Weiße Kittel und ein Präsident
Frankreichs Nationalfeiertag stand im Zeichen der Corona-Helden – Doch auch Macron hatte eine Botschaft
PARIS (dpa) - So etwas gab es seit Ende des Zweiten Weltkrieges nicht: Statt einer kilometerlangen Militärparade beschränkte sich die Feier zum Nationalfeiertag auf die Place de la Concorde im Herzen der Hauptstadt. Das Publikum war handverlesen und wurde von Sicherheitskräften kontrolliert. An diesem besonderen 14. Juli war alles anders als sonst: Das Militär machte etwas Platz. Vor allem für die Pflegekräfte, deren Einsatz während der Corona-Krise gewürdigt wurde. Doch auch noch jemand anders setzte sich in Szene: der Präsident höchstpersönlich.
Emmanuel Macron hatte schon vor Wochen erklärt, dass dieser 14. Juli ein anderer sein werde. Auf den Tribünen rund um den Platz saßen Menschen in weißen Kitteln – aber auch Sicherheitskräfte, Lehrkräfte, Menschen, die im Supermarkt arbeiten. Es wurden diejenigen geehrt, die während der Krise den Laden sozusagen am Laufen gehalten haben. Von einer Volksfeststimmung, die sonst am Nationalfeiertag aufkommt, war nichts zu spüren.
Unter wolkenverhangenem Himmel paradierten Angehörige aller Armeegattungen. Gut 2000 Militärs präsentierten sich vor der Ehrentribüne mit Macron. Am Ende mischten sich dann Krankenhaus- und Pflegekräfte unter die Soldaten. Frankreich dankte mit der Zeremonie auch den Partnerländern Deutschland, Österreich, Luxemburg und Schweiz, die im Frühjahr Corona-Patienten aus Ostfrankreich behandelt hatten. Unter den Ehrengästen war Bundesgesundheitsminister Jens Spahn (CDU).
Und noch etwas war anders als sonst an diesem Tag: Macron gab nach den Feierlichkeiten ein Fernsehinterview.
Das ist äußerst selten für ihn. Mehr als eine Stunde stellte sich der Staatschef den Fragen der Journalisten. Und er nutzte die Zeit, um seine Politik vehement zu verteidigen – wenn er diese auch manchmal nicht gut kommuniziert habe.
Macron diagnostizierte seinem Land eine Vertrauenskrise. Frankreich habe „im Grunde Angst“. Vor der Gesundheitskrise sei im Land der Kampf gegen die Massenarbeitslosigkeit gewonnen worden, sagte er. Er habe Reformen durchgeführt, „die man für unmöglich hielt“. Er machte klar, dass er an den Grundsätzen seiner Reformpolitik festhalten will.
Das Lob für die eigenen Leistungen und Pläne ist bitter nötig. Denn mit der Corona-Krise ist Frankreich in eine schwere wirtschaftliche Krise geschlittert. Bis zu eine Million Arbeitslose zusätzlich könne es im kommenden Frühjahr geben, prognostizierte Macron. Nicht unwahrscheinlich, dass dann die Wut in Frankreich wieder aufflammt. Die Wut, die der Staatschef schon bei den Protesten der „Gelbwesten“zu spüren bekommen hat. Oder bei dem wochenlangen Streiks gegen seine Rentenpläne.

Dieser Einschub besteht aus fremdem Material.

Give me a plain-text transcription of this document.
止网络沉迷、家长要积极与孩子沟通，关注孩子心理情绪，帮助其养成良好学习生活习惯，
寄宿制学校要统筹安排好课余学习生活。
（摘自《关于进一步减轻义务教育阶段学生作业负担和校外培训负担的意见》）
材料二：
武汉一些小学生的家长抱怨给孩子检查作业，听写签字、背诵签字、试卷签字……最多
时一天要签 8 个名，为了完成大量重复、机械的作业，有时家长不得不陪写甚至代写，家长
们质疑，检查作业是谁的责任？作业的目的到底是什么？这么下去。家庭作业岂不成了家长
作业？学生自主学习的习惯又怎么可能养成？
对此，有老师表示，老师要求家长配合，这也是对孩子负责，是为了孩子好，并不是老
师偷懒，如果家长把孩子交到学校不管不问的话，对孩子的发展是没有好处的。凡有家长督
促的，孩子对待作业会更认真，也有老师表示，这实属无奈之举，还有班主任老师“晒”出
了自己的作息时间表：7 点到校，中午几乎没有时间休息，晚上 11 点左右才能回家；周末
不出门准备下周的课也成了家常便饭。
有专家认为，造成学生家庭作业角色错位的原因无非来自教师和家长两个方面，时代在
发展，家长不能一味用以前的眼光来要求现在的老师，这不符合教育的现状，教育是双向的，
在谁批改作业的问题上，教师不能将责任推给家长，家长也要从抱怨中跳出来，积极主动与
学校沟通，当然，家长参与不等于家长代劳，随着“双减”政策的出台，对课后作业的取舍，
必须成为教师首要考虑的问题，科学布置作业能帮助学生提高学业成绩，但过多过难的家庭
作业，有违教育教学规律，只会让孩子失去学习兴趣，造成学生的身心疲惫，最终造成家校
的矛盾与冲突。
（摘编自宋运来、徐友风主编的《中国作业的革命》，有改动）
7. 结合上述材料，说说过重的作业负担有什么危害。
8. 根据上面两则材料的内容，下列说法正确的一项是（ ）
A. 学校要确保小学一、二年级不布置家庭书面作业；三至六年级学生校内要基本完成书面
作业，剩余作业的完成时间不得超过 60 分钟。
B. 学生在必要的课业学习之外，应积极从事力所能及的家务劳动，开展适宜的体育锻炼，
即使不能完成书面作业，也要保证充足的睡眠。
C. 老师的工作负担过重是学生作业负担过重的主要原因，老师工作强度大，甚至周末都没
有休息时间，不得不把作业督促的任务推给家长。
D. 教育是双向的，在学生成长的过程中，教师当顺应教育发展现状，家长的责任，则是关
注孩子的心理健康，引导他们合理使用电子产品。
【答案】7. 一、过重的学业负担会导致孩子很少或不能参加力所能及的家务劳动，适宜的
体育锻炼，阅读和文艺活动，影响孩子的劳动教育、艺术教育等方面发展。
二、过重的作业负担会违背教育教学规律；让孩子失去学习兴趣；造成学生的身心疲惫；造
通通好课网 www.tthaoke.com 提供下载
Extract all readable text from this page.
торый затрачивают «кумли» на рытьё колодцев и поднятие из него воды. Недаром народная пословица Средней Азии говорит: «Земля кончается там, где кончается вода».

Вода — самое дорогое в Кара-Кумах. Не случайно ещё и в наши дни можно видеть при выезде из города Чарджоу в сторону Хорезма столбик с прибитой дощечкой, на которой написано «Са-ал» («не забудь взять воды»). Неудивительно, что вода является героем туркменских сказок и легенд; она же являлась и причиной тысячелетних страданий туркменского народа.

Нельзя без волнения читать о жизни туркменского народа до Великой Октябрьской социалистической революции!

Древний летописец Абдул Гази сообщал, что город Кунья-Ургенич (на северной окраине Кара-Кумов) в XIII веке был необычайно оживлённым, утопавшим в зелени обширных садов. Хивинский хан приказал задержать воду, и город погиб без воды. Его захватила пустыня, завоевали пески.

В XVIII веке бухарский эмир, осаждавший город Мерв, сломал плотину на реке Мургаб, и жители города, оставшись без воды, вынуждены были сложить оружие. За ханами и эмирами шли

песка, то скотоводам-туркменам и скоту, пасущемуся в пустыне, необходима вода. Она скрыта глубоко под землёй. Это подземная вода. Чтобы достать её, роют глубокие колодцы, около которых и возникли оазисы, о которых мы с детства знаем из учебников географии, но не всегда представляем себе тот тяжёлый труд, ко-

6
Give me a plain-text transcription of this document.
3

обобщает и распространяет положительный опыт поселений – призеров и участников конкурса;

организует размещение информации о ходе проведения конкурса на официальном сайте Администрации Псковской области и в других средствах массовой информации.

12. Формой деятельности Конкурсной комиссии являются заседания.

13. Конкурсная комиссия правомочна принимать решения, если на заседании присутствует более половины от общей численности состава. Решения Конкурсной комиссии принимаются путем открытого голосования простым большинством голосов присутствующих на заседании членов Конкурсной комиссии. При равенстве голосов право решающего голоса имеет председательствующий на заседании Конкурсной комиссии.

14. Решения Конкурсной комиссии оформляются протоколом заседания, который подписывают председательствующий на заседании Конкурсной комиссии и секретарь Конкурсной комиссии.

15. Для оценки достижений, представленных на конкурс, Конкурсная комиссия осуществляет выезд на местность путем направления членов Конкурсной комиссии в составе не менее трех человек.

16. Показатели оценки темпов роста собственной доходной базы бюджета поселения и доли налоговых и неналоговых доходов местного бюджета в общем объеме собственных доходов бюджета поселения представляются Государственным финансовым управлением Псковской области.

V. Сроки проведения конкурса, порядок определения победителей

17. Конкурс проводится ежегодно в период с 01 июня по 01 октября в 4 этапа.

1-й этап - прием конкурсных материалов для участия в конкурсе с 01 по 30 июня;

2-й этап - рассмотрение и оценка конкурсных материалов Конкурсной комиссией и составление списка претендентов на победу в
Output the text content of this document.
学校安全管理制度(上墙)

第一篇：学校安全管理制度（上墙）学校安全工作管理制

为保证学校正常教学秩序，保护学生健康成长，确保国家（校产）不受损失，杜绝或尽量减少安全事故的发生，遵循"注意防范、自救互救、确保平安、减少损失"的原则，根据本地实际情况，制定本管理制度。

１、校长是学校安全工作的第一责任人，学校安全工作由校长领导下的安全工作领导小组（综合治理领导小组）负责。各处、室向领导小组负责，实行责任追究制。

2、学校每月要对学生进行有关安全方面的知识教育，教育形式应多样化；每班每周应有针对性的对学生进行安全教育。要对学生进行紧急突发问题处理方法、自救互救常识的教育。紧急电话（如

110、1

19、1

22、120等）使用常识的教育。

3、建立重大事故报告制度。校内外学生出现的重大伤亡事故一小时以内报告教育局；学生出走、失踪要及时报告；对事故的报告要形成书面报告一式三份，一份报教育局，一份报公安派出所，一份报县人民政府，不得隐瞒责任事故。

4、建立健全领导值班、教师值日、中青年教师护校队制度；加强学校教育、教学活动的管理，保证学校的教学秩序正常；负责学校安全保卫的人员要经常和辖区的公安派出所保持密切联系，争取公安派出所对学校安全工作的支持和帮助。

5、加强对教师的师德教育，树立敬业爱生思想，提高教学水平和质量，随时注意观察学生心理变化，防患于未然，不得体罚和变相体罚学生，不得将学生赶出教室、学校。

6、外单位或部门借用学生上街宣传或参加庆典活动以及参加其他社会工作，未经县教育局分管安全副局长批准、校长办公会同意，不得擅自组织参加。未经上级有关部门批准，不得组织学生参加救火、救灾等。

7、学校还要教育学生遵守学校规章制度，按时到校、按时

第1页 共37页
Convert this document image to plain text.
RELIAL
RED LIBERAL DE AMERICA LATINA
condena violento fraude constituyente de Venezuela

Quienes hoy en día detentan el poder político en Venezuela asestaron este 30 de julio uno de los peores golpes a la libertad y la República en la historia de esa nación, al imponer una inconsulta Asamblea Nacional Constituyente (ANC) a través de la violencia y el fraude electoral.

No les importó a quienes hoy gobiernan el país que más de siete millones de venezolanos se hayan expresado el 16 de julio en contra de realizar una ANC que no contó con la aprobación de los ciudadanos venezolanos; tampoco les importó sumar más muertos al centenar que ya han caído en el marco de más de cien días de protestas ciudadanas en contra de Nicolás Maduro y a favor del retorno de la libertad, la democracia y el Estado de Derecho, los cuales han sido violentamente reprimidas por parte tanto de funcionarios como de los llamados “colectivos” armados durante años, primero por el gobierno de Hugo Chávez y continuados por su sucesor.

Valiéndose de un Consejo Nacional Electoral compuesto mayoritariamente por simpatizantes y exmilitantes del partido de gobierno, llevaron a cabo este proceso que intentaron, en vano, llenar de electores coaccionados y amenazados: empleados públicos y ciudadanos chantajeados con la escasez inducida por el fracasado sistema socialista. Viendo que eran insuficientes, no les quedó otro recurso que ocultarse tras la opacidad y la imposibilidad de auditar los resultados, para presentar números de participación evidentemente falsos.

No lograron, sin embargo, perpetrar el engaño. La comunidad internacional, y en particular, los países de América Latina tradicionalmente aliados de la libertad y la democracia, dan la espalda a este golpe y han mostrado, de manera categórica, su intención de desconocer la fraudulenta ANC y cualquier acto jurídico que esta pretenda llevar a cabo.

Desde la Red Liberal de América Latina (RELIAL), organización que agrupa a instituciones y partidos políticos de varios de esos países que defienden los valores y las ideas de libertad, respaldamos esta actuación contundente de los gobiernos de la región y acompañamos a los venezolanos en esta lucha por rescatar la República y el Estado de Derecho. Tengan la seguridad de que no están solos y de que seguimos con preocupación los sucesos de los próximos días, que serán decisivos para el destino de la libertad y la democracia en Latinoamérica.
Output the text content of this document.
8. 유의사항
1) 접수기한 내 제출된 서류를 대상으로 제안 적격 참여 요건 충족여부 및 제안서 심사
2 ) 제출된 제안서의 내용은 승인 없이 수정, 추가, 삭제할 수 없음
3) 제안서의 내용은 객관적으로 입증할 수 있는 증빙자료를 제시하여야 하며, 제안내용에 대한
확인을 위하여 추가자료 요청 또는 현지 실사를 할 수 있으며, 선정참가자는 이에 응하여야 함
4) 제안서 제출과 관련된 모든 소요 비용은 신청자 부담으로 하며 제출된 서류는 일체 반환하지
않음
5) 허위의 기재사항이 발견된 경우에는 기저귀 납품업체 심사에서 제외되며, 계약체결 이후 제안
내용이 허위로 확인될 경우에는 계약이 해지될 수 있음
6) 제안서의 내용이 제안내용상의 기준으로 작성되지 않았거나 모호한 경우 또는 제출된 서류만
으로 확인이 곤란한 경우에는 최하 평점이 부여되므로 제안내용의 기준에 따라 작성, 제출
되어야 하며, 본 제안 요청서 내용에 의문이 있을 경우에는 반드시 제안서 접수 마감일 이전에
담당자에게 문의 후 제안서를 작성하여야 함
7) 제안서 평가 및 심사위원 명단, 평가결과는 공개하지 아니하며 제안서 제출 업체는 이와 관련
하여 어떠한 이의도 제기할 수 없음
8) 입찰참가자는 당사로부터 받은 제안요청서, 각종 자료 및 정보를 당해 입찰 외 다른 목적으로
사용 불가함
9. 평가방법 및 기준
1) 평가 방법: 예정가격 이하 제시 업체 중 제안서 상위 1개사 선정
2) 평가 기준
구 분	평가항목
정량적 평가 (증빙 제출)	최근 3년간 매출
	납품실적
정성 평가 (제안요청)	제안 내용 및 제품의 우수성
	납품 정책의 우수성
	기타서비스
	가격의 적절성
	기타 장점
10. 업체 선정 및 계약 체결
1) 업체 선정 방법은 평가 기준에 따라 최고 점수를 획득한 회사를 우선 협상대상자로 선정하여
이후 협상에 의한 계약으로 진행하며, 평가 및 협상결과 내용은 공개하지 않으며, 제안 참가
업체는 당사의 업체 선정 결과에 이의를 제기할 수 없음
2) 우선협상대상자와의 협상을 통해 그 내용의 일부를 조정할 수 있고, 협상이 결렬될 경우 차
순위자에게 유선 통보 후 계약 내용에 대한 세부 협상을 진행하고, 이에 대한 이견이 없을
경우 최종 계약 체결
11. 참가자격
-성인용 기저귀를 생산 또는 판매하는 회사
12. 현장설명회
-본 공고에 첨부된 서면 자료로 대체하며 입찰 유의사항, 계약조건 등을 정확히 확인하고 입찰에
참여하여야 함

Macron hat nicht mehr viel Zeit, das in Ordnung zu bringen. Noch zwei Jahre bleiben ihm bis zur Präsidentenwahl. Deshalb zieht er jetzt alle Register – und zückt das Scheckbuch. Hunderte Milliarden sollen helfen, das Land aus der Krise zu führen. Neben dem Geld setzt der Präsident auch auf seine neue Regierung. Über die wurde in der vergangenen Woche viel geätzt. Kaum einer wollte verstehen, warum der beliebte Premier Édouard Philippe gehen musste und durch den spröden Jean Castex ersetzt wurde. Castex sei ein Mann vom Land, habe menschliches Gespür und beherrsche den sozialen Dialog, so der Präsident. Dass gegen seinen neuen Innenminister wegen Vergewaltigung ermittelt wird wischte Macron weg und pochte auf die Unschuldsvermutung.
Doch die andauernde Kritik an Macron war auch am Nationalfeiertag präsent. Zu Beginn der offiziellen Zeremonie flogen Ballons über die riesige Place de la Concorde, an denen ein Transparent hing: „Hinter den Hommagen (an das Gesundheitspersonal) erstickt Macron das Krankenhaus.“Wer die Ballons aufsteigen ließ, blieb offen. Die Gesundheitskrise ist noch lange nicht vorbei – auch das ist eine Botschaft des 14. Juli.